Fig. 10: Image showing sound signals observed on CRO
The original signal, after the de-noise filter is in the order of 10-15mV. The amplification stage (inverting) brings it to the order of 0.4-0.5V. This level of amplitude can be safely used for the processing ahead.
The next image shows the output of the signal after the comparator stage. It remains at the level LOW, when the sound is not directly into the cone of the mic. But, as soon as it is aligned with the source, that is, the sound has exceeded the threshold, the output becomes HIGH.

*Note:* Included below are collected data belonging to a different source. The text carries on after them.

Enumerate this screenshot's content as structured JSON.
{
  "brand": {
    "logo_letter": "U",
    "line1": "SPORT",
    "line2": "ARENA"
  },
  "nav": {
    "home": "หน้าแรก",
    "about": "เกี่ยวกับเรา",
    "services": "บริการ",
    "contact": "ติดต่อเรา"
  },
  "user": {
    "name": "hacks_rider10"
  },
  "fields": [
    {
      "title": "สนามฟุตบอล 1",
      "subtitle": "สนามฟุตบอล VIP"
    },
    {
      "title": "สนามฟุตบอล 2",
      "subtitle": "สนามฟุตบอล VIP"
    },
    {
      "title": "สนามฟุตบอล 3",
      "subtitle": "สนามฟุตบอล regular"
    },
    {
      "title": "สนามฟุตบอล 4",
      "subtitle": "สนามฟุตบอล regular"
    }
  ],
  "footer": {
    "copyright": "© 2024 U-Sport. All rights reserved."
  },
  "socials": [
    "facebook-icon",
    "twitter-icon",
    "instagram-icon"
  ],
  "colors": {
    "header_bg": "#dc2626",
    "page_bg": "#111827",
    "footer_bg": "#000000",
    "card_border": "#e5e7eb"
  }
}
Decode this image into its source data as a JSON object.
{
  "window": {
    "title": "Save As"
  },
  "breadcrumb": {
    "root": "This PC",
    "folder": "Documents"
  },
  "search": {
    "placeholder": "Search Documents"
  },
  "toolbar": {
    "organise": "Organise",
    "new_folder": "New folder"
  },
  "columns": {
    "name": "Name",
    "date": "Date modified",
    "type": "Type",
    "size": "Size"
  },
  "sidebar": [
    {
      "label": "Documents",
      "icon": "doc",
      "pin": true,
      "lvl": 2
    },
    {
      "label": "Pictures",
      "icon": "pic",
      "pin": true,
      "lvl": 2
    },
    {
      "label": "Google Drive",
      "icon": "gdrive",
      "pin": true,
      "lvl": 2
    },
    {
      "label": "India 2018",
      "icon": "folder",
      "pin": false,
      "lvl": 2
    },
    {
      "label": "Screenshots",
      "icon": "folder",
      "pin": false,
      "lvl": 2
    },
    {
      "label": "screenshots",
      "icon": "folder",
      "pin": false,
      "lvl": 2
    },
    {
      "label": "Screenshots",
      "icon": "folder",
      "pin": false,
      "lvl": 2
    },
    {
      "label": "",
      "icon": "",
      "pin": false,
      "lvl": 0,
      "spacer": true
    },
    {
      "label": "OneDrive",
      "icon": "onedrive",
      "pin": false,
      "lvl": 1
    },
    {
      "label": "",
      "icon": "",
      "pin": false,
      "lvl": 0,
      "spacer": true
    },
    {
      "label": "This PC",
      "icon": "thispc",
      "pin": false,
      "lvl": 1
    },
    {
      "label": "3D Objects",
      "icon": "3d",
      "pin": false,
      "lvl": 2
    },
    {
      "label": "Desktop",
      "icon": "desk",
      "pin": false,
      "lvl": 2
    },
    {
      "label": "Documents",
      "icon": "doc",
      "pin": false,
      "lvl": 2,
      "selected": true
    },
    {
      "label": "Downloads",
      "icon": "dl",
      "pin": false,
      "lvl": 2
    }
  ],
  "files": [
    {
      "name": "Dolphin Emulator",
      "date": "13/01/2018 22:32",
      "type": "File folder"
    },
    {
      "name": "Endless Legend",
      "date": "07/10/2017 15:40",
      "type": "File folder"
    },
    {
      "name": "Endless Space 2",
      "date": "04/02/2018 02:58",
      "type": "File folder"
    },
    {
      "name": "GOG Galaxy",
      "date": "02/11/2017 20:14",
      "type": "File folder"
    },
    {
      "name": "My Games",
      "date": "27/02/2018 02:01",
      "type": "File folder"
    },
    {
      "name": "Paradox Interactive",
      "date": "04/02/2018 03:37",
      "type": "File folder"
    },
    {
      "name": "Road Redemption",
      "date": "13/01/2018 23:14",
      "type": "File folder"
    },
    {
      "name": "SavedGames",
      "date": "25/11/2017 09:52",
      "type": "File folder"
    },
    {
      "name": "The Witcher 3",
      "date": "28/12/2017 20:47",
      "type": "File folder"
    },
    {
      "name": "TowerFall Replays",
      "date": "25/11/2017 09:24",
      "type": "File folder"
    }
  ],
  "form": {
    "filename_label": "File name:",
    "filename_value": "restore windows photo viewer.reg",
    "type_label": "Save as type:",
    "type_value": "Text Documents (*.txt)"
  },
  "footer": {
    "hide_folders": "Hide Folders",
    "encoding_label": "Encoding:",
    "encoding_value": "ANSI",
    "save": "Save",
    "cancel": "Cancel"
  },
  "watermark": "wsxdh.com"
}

Fig. 11: Image showing trigger signals on CRO
The Time period of the pulse is very low, (~10ns). This cannot be used to drive the motor. Hence, we use a monostable multivibrator to generate a pulse of suitable time period using the previous signal as a trigger.
Results:
The pulse from the multivibrator is sent to a pin in the microcontroller. When this pulse is high, it means that the source has been localised. Thus the motor is stopped for a fixed period. (can be modified according to our need)
Final Product:
The microphone is mounted on top of a light-weight stand which in turn rests on the servo. The servo is fixed on the base. The image below depicts it all.
Fig. 12: Prototype of Sound Following Smart Microphone
Applications:
• In video conference systems it is often useful to find who is speaking and direct the microphone to that person. This project aims to design such a system.
• The system constructed if improved can follow a sound source for its effective recording.